On your road trip, you control the action from an overhead view of your car. Your vehicle sticks to the road just fine on its own, but you can swipe to the right and left to change lanes, which allows you to pass slow cars and dodge oncoming traffic. All the while, the occupants of your car chatter away at the bottom of the screen, which you are also in charge of driving. You have to select Lella’s dialogue for just about everything by swiping up and down to choose what to say and confirming with a simple tap.
Much like a real road trip, Wheels of Aurelia also features a good amount of stops. In your journey on the Via Aurelia, there are towns for you to stop in to meet new characters and a good number of hitchhikers for you to pick up along the way if you so choose. Each of these characters has their own reasons for being on the road in 1970s Italy, and it’s fascinating to hear their stories and weigh in on them as you drive them along.

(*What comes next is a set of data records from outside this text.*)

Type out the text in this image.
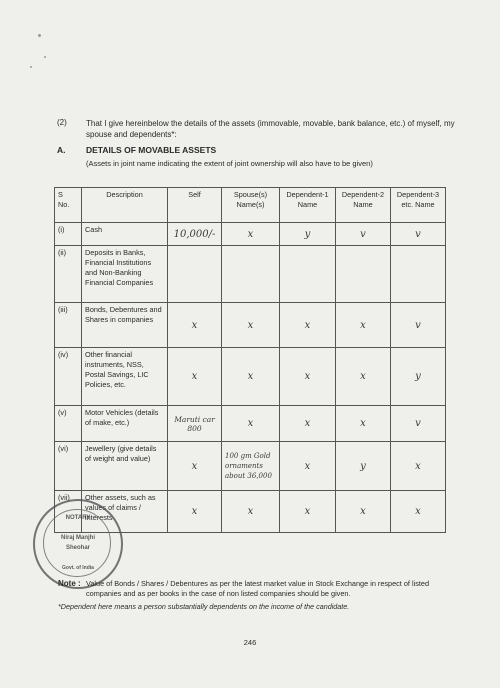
(2) That I give hereinbelow the details of the assets (immovable, movable, bank balance, etc.) of myself, my spouse and dependents*:
A. DETAILS OF MOVABLE ASSETS
(Assets in joint name indicating the extent of joint ownership will also have to be given)
S
No.	Description	Self	Spouse(s) Name(s)	Dependent-1 Name	Dependent-2 Name	Dependent-3 etc. Name
(i)	Cash	10,000/-	x	y	v	v
(ii)	Deposits in Banks, Financial Institutions and Non-Banking Financial Companies					
(iii)	Bonds, Debentures and Shares in companies	x	x	x	x	v
(iv)	Other financial instruments, NSS, Postal Savings, LIC Policies, etc.	x	x	x	x	y
(v)	Motor Vehicles (details of make, etc.)	Maruti car 800	x	x	x	v
(vi)	Jewellery (give details of weight and value)	x	100 gm Gold ornaments about 36,000	x	y	x
(vii)	Other assets, such as values of claims / interests	x	x	x	x	x
NOTARY
Niraj Manjhi
Sheohar
Govt. of India
Note : Value of Bonds / Shares / Debentures as per the latest market value in Stock Exchange in respect of listed companies and as per books in the case of non listed companies should be given.
*Dependent here means a person substantially dependents on the income of the candidate.
246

As you talk to these people and drive at the same time, the game’s mechanics end up doing a surprisingly good job of mimicking what it would really be like to drive on a winding road while engrossed in conversation. At several times when playing, I crashed because I was paying too much attention to what people were saying. Thankfully, the consequences for doing something like that in Wheels of Aurelia are pretty minor. There is no real way to get a game over in the game, and bumping into other cars merely slows you down temporarily.
By the time you reach your final destination in Wheels of Aurelia, not much time has passed. A single playthrough of the game can easily be done in 15 minutes or so, but playing the game once reveals that there’s much more to the game than that. In Wheels of Aurelia, you can travel to different towns, pick up different hitchhikers, ditch companions, and more, all of which change the game and its ending.
Some of these paths have you take a pretty leisurely trip along the Via Aurelia, while others may feature racing, tailing other cars, or even resisting arrest. While it is neat that all of these paths exist and can result in radically different experiences, figuring out how to get these endings can be a little difficult, which could leave you replaying sections and using trial-and-error to find a new ending, which doesn’t really play to Wheels of Aurelia’s strengths.
The bottom line
Wheels of Aurelia is a game that leans heavily on its style and setting to create a compelling experience. Its mechanics aren’t complicated, and its story mostly exists to paint a picture of Italy circa 1978, but the end result is a game that can still draw you into a world that is rarely—if ever—explored in games, and that's something worth celebrating.